Moreover, this is not a situation where Rea had a single episode that is unlikely to recur. The June 2019 incident, which is not factually disputed in the evidence here, occurred after the notice to quit had expired and after the UD Case was filed. Thus, even in the face of pending litigation to evict Rea from the Premises as a result of his conduct, Rea continued to endanger and to harass other tenants. Although there is evidence that Rea is now seeking rehabilitation, as noted above by analogy to the employment context, Parsons is not obligated to give Rea yet another chance and to place the other tenants at risk that Rea will relapse. On the evidence presented, the court finds the likelihood that Rea will prevail in the UD Case by asserting the failure of Parsons to reasonably accommodate his disabilities to be low.
(5) Balance of Equities
The balance of the equities does not favor granting the motion to stay the UD Case. Based upon the evidence presented in this motion, Rea’s conduct as it relates to verbally and physically assaulting other tenants is a serious matter in plain violation of the terms and conditions of the tenancy. No accommodation would be reasonable that permits Rea to continue that conduct to the risk and detriment of the Parsons property and its other tenants. The equities therefore strongly support resolving the UD Case on its merits promptly and not to delay resolution of the UD Case so that all aspects of Rea’s discrimination claims may be resolved at the same time. The court is mindful that, if the UD Case is resolved on its merits adversely to Rea, Rea would be dispossessed of the Premises and would need to move out. Because of Rea’s financial and physical condition, Rea may not be able to find other housing in Santa Barbara County.
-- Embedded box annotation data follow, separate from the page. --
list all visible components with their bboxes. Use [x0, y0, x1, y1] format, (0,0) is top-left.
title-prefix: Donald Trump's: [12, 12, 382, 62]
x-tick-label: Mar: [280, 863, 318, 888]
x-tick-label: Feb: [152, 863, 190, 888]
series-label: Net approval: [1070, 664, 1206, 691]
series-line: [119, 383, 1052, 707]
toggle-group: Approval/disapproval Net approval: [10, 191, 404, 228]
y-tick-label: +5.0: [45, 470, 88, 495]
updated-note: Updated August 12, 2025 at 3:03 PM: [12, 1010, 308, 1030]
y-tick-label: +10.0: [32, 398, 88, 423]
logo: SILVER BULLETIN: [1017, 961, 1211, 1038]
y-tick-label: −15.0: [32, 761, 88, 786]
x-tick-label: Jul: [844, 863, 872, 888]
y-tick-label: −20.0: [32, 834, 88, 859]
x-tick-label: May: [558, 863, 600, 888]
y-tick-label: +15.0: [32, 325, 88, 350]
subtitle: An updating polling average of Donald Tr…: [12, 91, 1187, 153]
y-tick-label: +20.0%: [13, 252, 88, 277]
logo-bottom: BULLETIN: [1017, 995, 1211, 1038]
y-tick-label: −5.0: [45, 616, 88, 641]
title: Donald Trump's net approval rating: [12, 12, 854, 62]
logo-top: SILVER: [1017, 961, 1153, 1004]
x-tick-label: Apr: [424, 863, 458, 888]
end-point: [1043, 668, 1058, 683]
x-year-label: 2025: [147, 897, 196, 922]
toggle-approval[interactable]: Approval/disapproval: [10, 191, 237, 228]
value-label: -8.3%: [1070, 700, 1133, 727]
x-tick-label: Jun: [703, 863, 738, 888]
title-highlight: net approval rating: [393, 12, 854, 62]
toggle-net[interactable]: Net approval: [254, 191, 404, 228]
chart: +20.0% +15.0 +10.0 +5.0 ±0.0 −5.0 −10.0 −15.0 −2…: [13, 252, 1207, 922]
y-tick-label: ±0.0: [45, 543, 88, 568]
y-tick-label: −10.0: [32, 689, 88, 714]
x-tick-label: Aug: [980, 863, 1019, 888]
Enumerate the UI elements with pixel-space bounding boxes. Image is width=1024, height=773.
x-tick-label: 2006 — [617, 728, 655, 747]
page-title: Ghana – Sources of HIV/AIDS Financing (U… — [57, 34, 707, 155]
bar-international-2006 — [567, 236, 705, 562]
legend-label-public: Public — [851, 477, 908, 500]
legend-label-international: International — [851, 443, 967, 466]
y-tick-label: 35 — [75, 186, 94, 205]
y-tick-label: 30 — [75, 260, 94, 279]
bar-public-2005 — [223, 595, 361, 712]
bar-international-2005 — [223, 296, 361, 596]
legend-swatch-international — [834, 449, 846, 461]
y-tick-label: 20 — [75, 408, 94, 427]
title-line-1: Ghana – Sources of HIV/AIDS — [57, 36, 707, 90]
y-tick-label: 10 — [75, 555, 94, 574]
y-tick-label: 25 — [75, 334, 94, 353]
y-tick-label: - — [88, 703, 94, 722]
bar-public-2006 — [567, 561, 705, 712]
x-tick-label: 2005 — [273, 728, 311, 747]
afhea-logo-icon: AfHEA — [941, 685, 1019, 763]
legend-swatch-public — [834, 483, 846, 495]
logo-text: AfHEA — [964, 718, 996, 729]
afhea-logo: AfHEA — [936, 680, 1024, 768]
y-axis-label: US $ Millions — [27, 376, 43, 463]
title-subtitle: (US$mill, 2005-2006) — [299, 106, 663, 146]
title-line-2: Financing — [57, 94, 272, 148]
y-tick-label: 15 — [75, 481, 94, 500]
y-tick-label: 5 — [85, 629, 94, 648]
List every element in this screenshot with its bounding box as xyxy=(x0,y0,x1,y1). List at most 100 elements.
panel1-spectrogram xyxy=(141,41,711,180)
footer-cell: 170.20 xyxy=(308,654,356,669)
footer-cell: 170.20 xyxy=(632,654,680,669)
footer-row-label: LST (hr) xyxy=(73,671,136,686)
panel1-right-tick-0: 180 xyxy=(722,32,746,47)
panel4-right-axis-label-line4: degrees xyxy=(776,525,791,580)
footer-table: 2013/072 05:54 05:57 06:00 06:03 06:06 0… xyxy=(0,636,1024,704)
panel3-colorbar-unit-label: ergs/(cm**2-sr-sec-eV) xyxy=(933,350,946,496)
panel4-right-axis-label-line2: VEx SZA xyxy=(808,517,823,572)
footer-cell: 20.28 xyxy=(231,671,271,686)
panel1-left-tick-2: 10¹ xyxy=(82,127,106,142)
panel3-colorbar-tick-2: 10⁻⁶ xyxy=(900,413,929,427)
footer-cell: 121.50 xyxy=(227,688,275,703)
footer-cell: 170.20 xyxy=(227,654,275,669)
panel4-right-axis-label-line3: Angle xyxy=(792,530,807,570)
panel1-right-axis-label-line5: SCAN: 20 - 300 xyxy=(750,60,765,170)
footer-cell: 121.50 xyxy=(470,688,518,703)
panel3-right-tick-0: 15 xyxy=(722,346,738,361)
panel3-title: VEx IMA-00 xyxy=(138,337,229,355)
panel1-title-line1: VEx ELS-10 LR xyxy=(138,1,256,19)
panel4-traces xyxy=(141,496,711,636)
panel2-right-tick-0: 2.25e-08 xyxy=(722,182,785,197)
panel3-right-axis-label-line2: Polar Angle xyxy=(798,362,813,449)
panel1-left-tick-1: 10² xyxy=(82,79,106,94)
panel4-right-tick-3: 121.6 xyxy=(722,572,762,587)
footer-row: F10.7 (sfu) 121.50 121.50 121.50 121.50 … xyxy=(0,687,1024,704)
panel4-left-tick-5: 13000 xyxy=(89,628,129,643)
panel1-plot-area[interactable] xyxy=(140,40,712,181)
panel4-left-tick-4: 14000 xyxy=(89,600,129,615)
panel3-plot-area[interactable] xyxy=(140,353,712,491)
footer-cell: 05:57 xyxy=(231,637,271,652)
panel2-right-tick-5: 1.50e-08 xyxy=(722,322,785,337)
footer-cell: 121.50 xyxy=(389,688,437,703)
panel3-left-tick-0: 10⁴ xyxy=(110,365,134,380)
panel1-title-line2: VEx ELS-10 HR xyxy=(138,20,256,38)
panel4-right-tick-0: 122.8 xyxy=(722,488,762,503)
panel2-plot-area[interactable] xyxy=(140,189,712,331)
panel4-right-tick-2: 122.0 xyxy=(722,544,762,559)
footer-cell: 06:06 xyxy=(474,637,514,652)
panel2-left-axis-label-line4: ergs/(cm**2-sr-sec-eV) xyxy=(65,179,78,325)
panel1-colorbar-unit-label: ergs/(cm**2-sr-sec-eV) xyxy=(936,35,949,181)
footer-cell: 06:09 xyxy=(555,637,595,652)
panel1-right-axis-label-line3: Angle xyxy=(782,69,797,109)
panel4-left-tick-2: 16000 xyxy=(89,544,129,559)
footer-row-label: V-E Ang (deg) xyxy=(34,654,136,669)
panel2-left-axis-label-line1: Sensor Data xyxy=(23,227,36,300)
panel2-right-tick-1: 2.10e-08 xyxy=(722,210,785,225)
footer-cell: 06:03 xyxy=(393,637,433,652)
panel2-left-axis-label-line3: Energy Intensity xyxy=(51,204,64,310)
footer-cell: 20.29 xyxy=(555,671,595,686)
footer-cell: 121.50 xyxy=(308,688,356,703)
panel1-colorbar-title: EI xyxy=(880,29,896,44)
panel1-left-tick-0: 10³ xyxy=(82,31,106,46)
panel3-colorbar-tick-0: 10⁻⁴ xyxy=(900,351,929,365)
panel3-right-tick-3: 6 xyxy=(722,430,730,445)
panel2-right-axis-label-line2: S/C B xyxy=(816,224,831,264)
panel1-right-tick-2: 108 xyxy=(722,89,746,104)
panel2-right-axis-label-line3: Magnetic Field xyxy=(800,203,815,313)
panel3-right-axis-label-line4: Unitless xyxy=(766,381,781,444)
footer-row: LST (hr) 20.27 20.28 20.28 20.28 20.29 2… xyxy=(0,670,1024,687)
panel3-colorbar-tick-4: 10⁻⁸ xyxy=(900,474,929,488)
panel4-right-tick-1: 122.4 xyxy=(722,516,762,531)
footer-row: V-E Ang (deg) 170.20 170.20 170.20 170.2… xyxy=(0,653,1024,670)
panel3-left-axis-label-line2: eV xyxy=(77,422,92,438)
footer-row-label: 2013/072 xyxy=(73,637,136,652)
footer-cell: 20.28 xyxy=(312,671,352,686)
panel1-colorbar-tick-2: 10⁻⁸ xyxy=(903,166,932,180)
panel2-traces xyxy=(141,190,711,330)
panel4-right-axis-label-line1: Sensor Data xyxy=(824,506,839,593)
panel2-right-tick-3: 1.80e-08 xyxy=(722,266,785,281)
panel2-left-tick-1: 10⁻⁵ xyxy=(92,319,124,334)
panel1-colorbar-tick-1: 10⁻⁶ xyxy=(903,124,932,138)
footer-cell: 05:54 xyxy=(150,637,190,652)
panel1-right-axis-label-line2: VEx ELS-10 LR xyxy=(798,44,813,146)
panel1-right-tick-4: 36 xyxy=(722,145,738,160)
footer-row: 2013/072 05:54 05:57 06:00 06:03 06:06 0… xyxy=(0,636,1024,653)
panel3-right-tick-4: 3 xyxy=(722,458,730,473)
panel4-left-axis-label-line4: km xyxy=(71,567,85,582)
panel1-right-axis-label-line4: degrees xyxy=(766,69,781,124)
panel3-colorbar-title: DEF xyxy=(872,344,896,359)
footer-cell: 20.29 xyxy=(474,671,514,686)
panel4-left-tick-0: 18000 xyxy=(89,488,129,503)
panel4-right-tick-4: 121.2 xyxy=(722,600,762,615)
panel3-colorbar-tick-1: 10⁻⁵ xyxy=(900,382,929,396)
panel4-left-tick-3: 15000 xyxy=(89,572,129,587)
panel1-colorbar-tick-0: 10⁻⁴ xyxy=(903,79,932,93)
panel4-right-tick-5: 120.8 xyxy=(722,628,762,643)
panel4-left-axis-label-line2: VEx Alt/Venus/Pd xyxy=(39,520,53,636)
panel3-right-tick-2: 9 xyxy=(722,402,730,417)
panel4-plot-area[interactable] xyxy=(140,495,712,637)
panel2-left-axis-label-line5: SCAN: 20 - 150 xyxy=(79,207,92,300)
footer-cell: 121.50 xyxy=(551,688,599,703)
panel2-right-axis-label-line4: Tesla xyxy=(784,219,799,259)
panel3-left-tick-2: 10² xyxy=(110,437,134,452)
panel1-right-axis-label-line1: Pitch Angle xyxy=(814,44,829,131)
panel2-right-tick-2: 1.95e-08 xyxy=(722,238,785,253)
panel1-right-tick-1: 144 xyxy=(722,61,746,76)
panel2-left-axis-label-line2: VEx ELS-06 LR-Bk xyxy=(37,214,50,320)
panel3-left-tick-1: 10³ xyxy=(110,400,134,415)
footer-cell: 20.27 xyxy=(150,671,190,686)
To the extent that Rea argues that this will put him on the streets, the court finds on the evidence presented that Rea has other options, even if those options are not to his liking, and so the balance of harms does not support granting the motion as viewed as a sliding scale with respect to the likelihood of prevailing on the merits.
Consequently, taking all of the evidence, argument, and the above analysis into consideration, the court finds that Rea has not met his burden for the relief sought and that the balance of the harms and equities does not favor granting the relief sought. Accordingly, Rea’s motion to stay this action will be denied.